In this sense, the centripetal force is not "real". There's always some other force that acts as such. However, you can be sure that as long as something is going in circles, there will exist some such force (otherwise according to Newton's 1st law, the object would just travel in a straight line at a constant velocity, or remain stationary).

To reiterate, you will never add the centripetal force to the FBD and say that it makes something move. You will always point to some other force and say that this one is acting as the centripetal force.
Since the centripetal force required to keep something in motion can be easily calculated, you can then say something about the magnitude of the supplying force, and how does it need to change as you change the speed of rotation and the distance from its axis.

In your problem, there are no chains, but there is the equivalent of a chair(the slope against which riders are leaning), whose normal force will supply the unbalanced component pointing towards the axis of rotation.

Now, as for the centrifugal force. This one is the one that is technically called a fictitious force. These are the forces that appear out of the blue when you try and describe motion from the point of view that is itself accelerating.

Here's what it means. For the stationary observer, the situations is fully described just with gravity and tension. He sees an unbalanced force, and he sees that the rider is going in circles due to that force. All is well.

However, imagine you're describing the situation while being a rider yourself. You look towards the centre of the carousel, and at your fellow riders, and see that you are not moving with respect to them.
Since you are stationary, you must conclude that all the forces acting on you are in perfect balance. There can be no talk of centripetal force, as then you'd be moving rather than staying still.
So you add a force to exactly compensate for the unbalanced component of the chain tension that we talked about earlier. This force will have exactly the same magnitude, but the opposite direction. It's the force that the rider will think is pushing him outwards.
You will then see no unbalanced forces, and you will see yourself not moving (again, with respect to the ride). All is well again, even though the landscape is somewhat disconcertingly moving all around you at high speeds for some reason.

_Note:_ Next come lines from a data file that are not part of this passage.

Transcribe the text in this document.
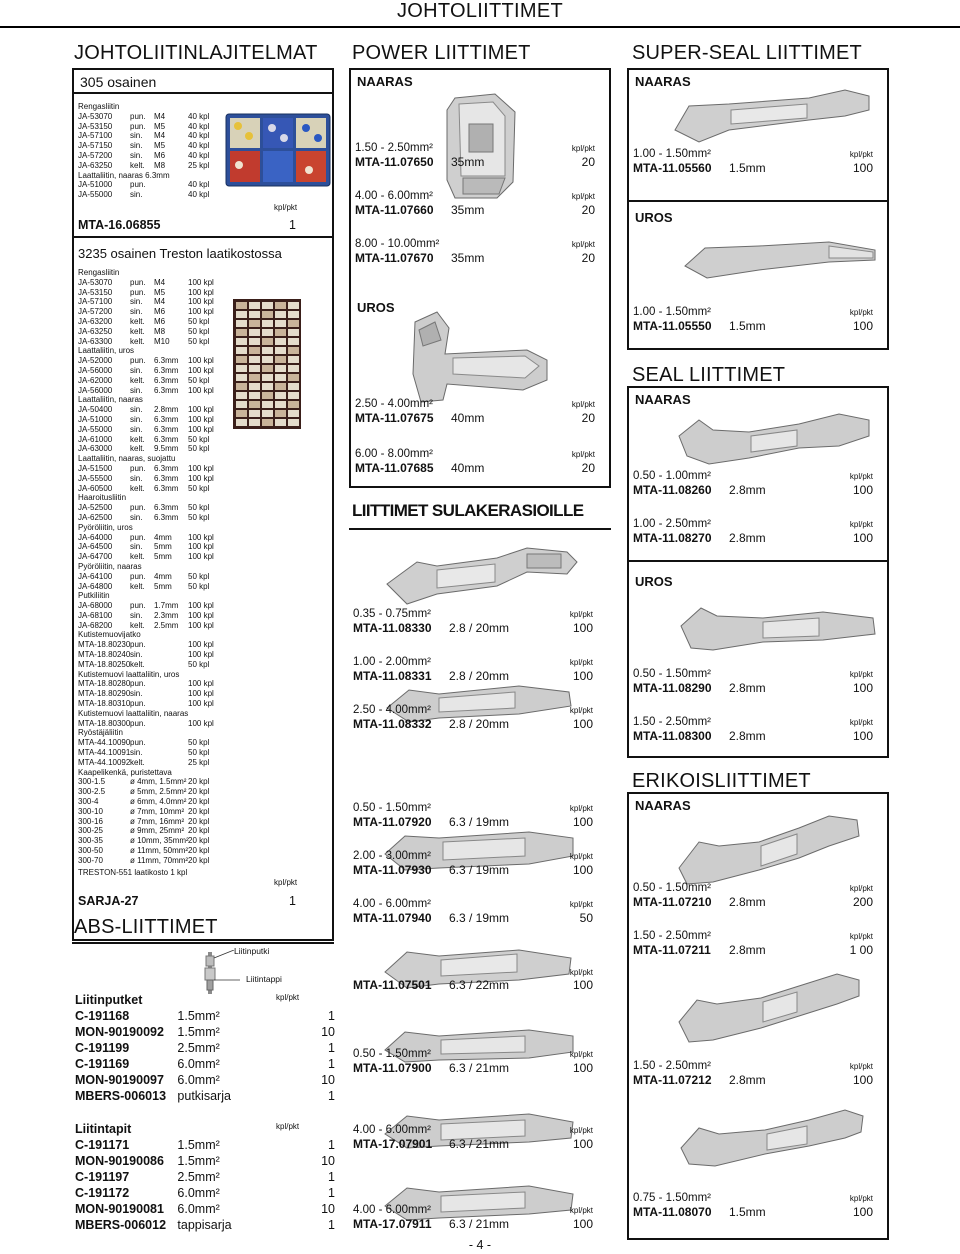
JOHTOLIITTIMET
JOHTOLIITINLAJITELMAT
305 osainen
Rengasliitin
JA-53070	pun.	M4	40 kpl
JA-53150	pun.	M5	40 kpl
JA-57100	sin.	M4	40 kpl
JA-57150	sin.	M5	40 kpl
JA-57200	sin.	M6	40 kpl
JA-63250	kelt.	M8	25 kpl
Laattaliitin, naaras 6.3mm
JA-51000	pun.	40 kpl
JA-55000	sin.	40 kpl
kpl/pkt
MTA-16.06855	1
3235 osainen Treston laatikostossa
Rengasliitin
JA-53070	pun.	M4	100 kpl
JA-53150	pun.	M5	100 kpl
JA-57100	sin.	M4	100 kpl
JA-57200	sin.	M6	100 kpl
JA-63200	kelt.	M6	50 kpl
JA-63250	kelt.	M8	50 kpl
JA-63300	kelt.	M10	50 kpl
Laattaliitin, uros
JA-52000	pun.	6.3mm	100 kpl
JA-56000	sin.	6.3mm	100 kpl
JA-62000	kelt.	6.3mm	50 kpl
JA-56000	sin.	6.3mm	100 kpl
Laattaliitin, naaras
JA-50400	sin.	2.8mm	100 kpl
JA-51000	sin.	6.3mm	100 kpl
JA-55000	sin.	6.3mm	100 kpl
JA-61000	kelt.	6.3mm	50 kpl
JA-63000	kelt.	9.5mm	50 kpl
Laattaliitin, naaras, suojattu
JA-51500	pun.	6.3mm	100 kpl
JA-55500	sin.	6.3mm	100 kpl
JA-60500	kelt.	6.3mm	50 kpl
Haaroitusliitin
JA-52500	pun.	6.3mm	50 kpl
JA-62500	sin.	6.3mm	50 kpl
Pyöröliitin, uros
JA-64000	pun.	4mm	100 kpl
JA-64500	sin.	5mm	100 kpl
JA-64700	kelt.	5mm	100 kpl
Pyöröliitin, naaras
JA-64100	pun.	4mm	50 kpl
JA-64800	kelt.	5mm	50 kpl
Putkiliitin
JA-68000	pun.	1.7mm	100 kpl
JA-68100	sin.	2.3mm	100 kpl
JA-68200	kelt.	2.5mm	100 kpl
Kutistemuovijatko
MTA-18.80230 pun.	100 kpl
MTA-18.80240 sin.	100 kpl
MTA-18.80250 kelt.	50 kpl
Kutistemuovi laattaliitin, uros
MTA-18.80280 pun.	100 kpl
MTA-18.80290 sin.	100 kpl
MTA-18.80310 pun.	100 kpl
Kutistemuovi laattaliitin, naaras
MTA-18.80300 pun.	100 kpl
Ryöstäjäliitin
MTA-44.10090 pun.	50 kpl
MTA-44.10091 sin.	50 kpl
MTA-44.10092 kelt.	25 kpl
Kaapelikenkä, puristettava
300-1.5	ø 4mm, 1.5mm² 20 kpl
300-2.5	ø 5mm, 2.5mm² 20 kpl
300-4	ø 6mm, 4.0mm² 20 kpl
300-10	ø 7mm, 10mm² 20 kpl
300-16	ø 7mm, 16mm² 20 kpl
300-25	ø 9mm, 25mm² 20 kpl
300-35	ø 10mm, 35mm² 20 kpl
300-50	ø 11mm, 50mm² 20 kpl
300-70	ø 11mm, 70mm² 20 kpl
TRESTON-551 laatikosto 1 kpl
kpl/pkt
SARJA-27	1
ABS-LIITTIMET
Liitinputki
Liitintappi
Liitinputket	kpl/pkt
C-191168	1.5mm²	1
MON-90190092	1.5mm²	10
C-191199	2.5mm²	1
C-191169	6.0mm²	1
MON-90190097	6.0mm²	10
MBERS-006013 putkisarja	1
Liitintapit	kpl/pkt
C-191171	1.5mm²	1
MON-90190086	1.5mm²	10
C-191197	2.5mm²	1
C-191172	6.0mm²	1
MON-90190081	6.0mm²	10
MBERS-006012 tappisarja	1
POWER LIITTIMET
NAARAS
UROS
1.50 - 2.50mm²	kpl/pkt
MTA-11.07650	35mm	20
4.00 - 6.00mm²	kpl/pkt
MTA-11.07660	35mm	20
8.00 - 10.00mm²	kpl/pkt
MTA-11.07670	35mm	20
2.50 - 4.00mm²	kpl/pkt
MTA-11.07675	40mm	20
6.00 - 8.00mm²	kpl/pkt
MTA-11.07685	40mm	20
LIITTIMET SULAKERASIOILLE
0.35 - 0.75mm²	kpl/pkt
MTA-11.08330	2.8 / 20mm	100
1.00 - 2.00mm²	kpl/pkt
MTA-11.08331	2.8 / 20mm	100
2.50 - 4.00mm²	kpl/pkt
MTA-11.08332	2.8 / 20mm	100
0.50 - 1.50mm²	kpl/pkt
MTA-11.07920	6.3 / 19mm	100
2.00 - 3.00mm²	kpl/pkt
MTA-11.07930	6.3 / 19mm	100
4.00 - 6.00mm²	kpl/pkt
MTA-11.07940	6.3 / 19mm	50
kpl/pkt
MTA-11.07501	6.3 / 22mm	100
0.50 - 1.50mm²	kpl/pkt
MTA-11.07900	6.3 / 21mm	100
4.00 - 6.00mm²	kpl/pkt
MTA-17.07901	6.3 / 21mm	100
4.00 - 6.00mm²	kpl/pkt
MTA-17.07911	6.3 / 21mm	100
SUPER-SEAL LIITTIMET
NAARAS
UROS
1.00 - 1.50mm²	kpl/pkt
MTA-11.05560	1.5mm	100
1.00 - 1.50mm²	kpl/pkt
MTA-11.05550	1.5mm	100
SEAL LIITTIMET
NAARAS
UROS
0.50 - 1.00mm²	kpl/pkt
MTA-11.08260	2.8mm	100
1.00 - 2.50mm²	kpl/pkt
MTA-11.08270	2.8mm	100
0.50 - 1.50mm²	kpl/pkt
MTA-11.08290	2.8mm	100
1.50 - 2.50mm²	kpl/pkt
MTA-11.08300	2.8mm	100
ERIKOISLIITTIMET
NAARAS
0.50 - 1.50mm²	kpl/pkt
MTA-11.07210	2.8mm	200
1.50 - 2.50mm²	kpl/pkt
MTA-11.07211	2.8mm	1 00
1.50 - 2.50mm²	kpl/pkt
MTA-11.07212	2.8mm	100
0.75 - 1.50mm²	kpl/pkt
MTA-11.08070	1.5mm	100
- 4 -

In this case, when the reference frame is non-inertial (which means that it is accelerating in some way - here it is rotating, whcih involves acceleration), a new force appears that wasn't there when the frame of reference was inertial.
All forces that disappear if you choose a correct frame of reference are called fictitious forces. These include, but are not limited to, the centrifugal force, the Coriolis force (the thing that makes hurricanes spin in opposite directions on northern and southern hemispheres)* and the Euler force (again, as you ride on a rotating ride and it's only speeding up, the ridder will feel a force pushing him backwars, just as he will feel a force pushing him forwards when the ride slows down to a stop).

One of the most mind-bendingly interesting things to learn is that gravity can be also modeled as a fictitious force (that's what General Relativity does).Anyhow, your teacher probably didn't want you to use centrifugal forces, since he or she mentioned fictitious forces. The centripetal force will be there, but again - supplied by a component of some other force.*I have to mention it, as this myth is my pet peeve, it is definitely NOT making water in your toilet spin one way or another as it drains - the effect is too tiny on such scales.Alright, I'm done. I hope that was of some help :)

Alright, thanks! Sorry it took so long for me to reply. This is the free body diagram I came up with. Am I on the right track?

 

[haruspex]

one thing is that my teacher has told the class to not use the term "centripetal" or "centrifugal" forces, saying that they are fictitious forces

That's not correct. Centrifugal force is 'fictitious', yes, but centripetal force is real. However, it is not an applied force, such as gravity or mechanical or electrostatic. Instead, it is a resultant force required to achieve a curvilinear motion. It's perfectly ok to refer to centripetal force as long as you treat it that way.
It's also ok to use centrifugal force in non-inertial frames, but my own preference is to avoid that.